Le premier round se déroule sur le terrain aménagé dans le foyer de l’Inalpi Arena, sans autre spectateur que les journalistes et les ouvriers qui terminent l’aménagement des salons. Alcaraz arrive ponctuellement à 11 heures, discutant aimablement avec Darren Cahill, l’entraîneur australien de son rival, tandis que Sinner apparaît quelques minutes plus tard. Les équipes se saluent et s’embrassent, signe d’un respect qui va au-delà de la rivalité, et échangent une plaisanterie sur le golf, l’un des passe-temps préférés des deux joueurs, lorsque Jannik annonce en riant qu’il va changer son swing de droitier à gaucher et que Ferrero, l’entraîneur de Carlos, répond qu’il faudra alors commencer à le craindre aussi avec un club. Après quelques échanges peu intenses, la vitesse de la balle augmente et, dans un espace pratiquement aseptisé, le claquement des balles est impressionnant. La séance se déroule comme un échauffement prolongé : ils frappent d’abord tous les deux en coup droit, puis essaient le revers en diagonale et enfin alternent au filet, toujours sous le regard attentif des entraîneurs, qui dispensent des conseils ici et là. Le moment le plus amusant survient lorsque Sinner remporte le duel des revers en slice, un coup qui, sur le papier, est plus favorable à l’Espagnol, et arrache même une exultation bon enfant à Darren Cahill.

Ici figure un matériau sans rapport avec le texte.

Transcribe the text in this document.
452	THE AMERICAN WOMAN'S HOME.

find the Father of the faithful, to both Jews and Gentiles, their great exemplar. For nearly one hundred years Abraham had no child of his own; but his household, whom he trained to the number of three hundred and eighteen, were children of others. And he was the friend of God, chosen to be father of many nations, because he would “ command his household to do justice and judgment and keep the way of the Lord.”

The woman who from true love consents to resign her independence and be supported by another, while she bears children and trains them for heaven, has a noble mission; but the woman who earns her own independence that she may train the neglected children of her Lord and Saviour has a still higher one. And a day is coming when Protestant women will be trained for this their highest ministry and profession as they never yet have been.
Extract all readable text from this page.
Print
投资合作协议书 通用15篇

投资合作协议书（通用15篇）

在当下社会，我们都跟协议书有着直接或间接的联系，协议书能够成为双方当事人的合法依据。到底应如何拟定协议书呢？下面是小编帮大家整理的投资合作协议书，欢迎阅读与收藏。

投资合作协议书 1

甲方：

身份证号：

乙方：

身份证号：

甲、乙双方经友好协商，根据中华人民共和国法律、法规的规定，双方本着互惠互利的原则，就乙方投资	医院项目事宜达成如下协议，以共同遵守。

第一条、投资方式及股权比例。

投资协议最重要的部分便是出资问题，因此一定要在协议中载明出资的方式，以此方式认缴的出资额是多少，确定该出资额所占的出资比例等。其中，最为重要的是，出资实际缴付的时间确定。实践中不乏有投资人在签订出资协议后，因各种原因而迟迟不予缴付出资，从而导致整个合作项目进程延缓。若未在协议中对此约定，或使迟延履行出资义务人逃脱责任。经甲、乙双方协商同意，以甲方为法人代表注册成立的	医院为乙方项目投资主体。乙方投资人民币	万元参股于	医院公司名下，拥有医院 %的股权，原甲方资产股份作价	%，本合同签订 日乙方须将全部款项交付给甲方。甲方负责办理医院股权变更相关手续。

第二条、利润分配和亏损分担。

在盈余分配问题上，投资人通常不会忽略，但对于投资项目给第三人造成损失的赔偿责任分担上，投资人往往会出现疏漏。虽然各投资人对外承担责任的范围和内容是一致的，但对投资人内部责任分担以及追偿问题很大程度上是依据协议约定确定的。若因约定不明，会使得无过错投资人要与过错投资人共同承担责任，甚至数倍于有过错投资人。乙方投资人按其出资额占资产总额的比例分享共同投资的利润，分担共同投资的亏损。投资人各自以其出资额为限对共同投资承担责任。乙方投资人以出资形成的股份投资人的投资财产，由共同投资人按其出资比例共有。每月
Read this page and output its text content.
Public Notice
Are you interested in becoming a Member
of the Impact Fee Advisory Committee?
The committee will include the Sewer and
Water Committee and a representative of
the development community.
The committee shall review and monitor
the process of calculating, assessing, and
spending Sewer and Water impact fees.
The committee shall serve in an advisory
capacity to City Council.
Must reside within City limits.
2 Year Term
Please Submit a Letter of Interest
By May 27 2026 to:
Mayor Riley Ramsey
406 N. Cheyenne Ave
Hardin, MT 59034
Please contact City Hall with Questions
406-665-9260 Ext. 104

Les choses sérieuses commencent — Après une heure passée sur le court d’entraînement, les dominateurs du circuit se déplacent vers le Central pour le duel de midi (plutôt un petit duel, peut-être) : 3 000 à 4 000 spectateurs les attendent, principalement des écoliers qui, avec un billet à 35 euros, peuvent tout de même profiter de la présence de nombreux champions très appréciés, puisque Auger-Aliassime et Shelton se sont entraînés avant eux et que Zverev et de Minaur le feront après. Quelques échanges pour s’échauffer et retrouver le rythme, et Sinner et Alcaraz sont prêts à disputer un vrai set. Certes, il manque le pathos de la tension compétitive, mais les deux joueurs se livrent tout de même une bataille acharnée. Jannik démontre une fois de plus qu’il est parfaitement à l’aise sur le court rapide de Turin où il a triomphé il y a un an, et imprime à chaque coup une vitesse impressionnante qui déstabilise souvent l’Espagnol : avec une maîtrise totale du jeu, le numéro un mondial peut même se permettre quelques délicieux amortis qui font applaudir à tout rompre les spectateurs dans les tribunes. Le set se termine 6-3 pour l’Italien, mais comme il reste un peu de temps, les deux joueurs décident de disputer un tie-break, qui cette fois-ci sourit (7-3) à Alcaraz, qui a réussi à se recentrer sur la balle. À la fin, l’étreinte sincère sur le court scelle une amitié qui n’est pas entachée par la rivalité : rendez-vous dimanche prochain. À la finale que le monde entier attend.